Chustky nodded and grabbed my arm, and as he pulled me out of the room Teidel and his two satellites were already pulling back the sheet to examine Deborah.
“The guy is the best,” Chutsky said, and although he still didn’t say the best what, I was now assuming it was something medical.
“What is he going to do?” I asked, and Chutsky shrugged.
“Whatever it takes,” he said. “Come on, let’s get something to eat. We don’t want to see this.”
That did not sound terribly reassuring, but Chutsky obviously felt better about things with Teidel in charge, so I followed along to a small and crowded café on the ground floor of the parking garage. We wedged ourselves in at a small table in the corner and ate indifferent sandwiches and, although I didn’t think to ask him, Chutsky told me a little about the doctor from Bethesda.
“Guy’s amazing,” he said. “Ten years ago?

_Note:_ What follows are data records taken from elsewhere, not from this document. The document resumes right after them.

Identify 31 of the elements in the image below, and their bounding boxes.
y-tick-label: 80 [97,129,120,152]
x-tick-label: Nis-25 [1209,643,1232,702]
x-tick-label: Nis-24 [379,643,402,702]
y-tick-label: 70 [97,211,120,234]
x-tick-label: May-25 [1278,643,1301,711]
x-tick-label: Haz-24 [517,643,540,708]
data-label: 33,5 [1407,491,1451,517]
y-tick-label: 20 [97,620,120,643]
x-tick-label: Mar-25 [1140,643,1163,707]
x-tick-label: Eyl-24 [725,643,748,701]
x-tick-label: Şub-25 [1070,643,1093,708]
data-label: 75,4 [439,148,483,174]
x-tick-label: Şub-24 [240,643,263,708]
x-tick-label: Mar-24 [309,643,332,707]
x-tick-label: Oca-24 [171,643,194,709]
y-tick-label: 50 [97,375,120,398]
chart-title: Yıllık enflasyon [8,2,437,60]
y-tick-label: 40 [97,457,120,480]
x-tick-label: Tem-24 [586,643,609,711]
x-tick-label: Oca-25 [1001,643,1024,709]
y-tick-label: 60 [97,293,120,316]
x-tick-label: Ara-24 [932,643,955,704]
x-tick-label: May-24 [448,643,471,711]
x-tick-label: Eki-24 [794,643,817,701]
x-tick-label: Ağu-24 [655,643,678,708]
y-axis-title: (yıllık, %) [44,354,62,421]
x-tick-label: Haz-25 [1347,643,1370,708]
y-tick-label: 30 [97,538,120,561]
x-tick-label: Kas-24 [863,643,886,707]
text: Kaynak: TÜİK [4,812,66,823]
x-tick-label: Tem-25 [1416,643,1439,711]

He put me back together. I was in a lot worse shape than Deborah, believe me, and he got all the pieces back in the right place and in working order.”
“Which is almost as important,” I said, and Chutsky nodded as if he was listening to me.
“Honest to God,” he said, “Teidel is the best there is. You saw how those other doctors were treating him?”
“Like they wanted to wash his feet and peel him grapes,” I said.
Chutsky gave one syllable of polite laugh, “Huh,” and an equally brief smile. “She’s gonna be okay now,” he said. “Just fine.”
But whether he was trying to convince me or himself, I couldn’t say.
THIRTEEN
DR. TEIDEL WAS IN THE STAFF BREAK ROOM WHEN WE got back from eating. He sat at a table sipping a cup of coffee, which somehow seemed strange and improper, like a dog sitting at a table and holding a pawful of playing cards. If Teidel was going to be a miraculous savior, how could he do ordinary human things, too? And when he looked up as we came in, his eyes were human, tired, not at all brimming with the spark of divine inspiration, and his first words did not fill me with awe, either.
“It’s too soon to be certain,” he said to Chutsky, and I was grateful for the slight variation in the standard medical mantra. “We’re not at the real crisis point yet, and that could change everything.” He slurped from his coffee cup. “She’s young, strong. The doctors here are very good. You’re in good hands. But a lot can still go wrong.”
“Is there anything you can do?” Chutsky asked, sounding very uncertain and humble, like he was asking God for a new bicycle.
“You mean a magic operation or a fantastic new procedure?” Teidel said. He sipped coffee. “No. Not a thing. You just have to wait.” He glanced at his watch and stood up. “I have a plane to catch.”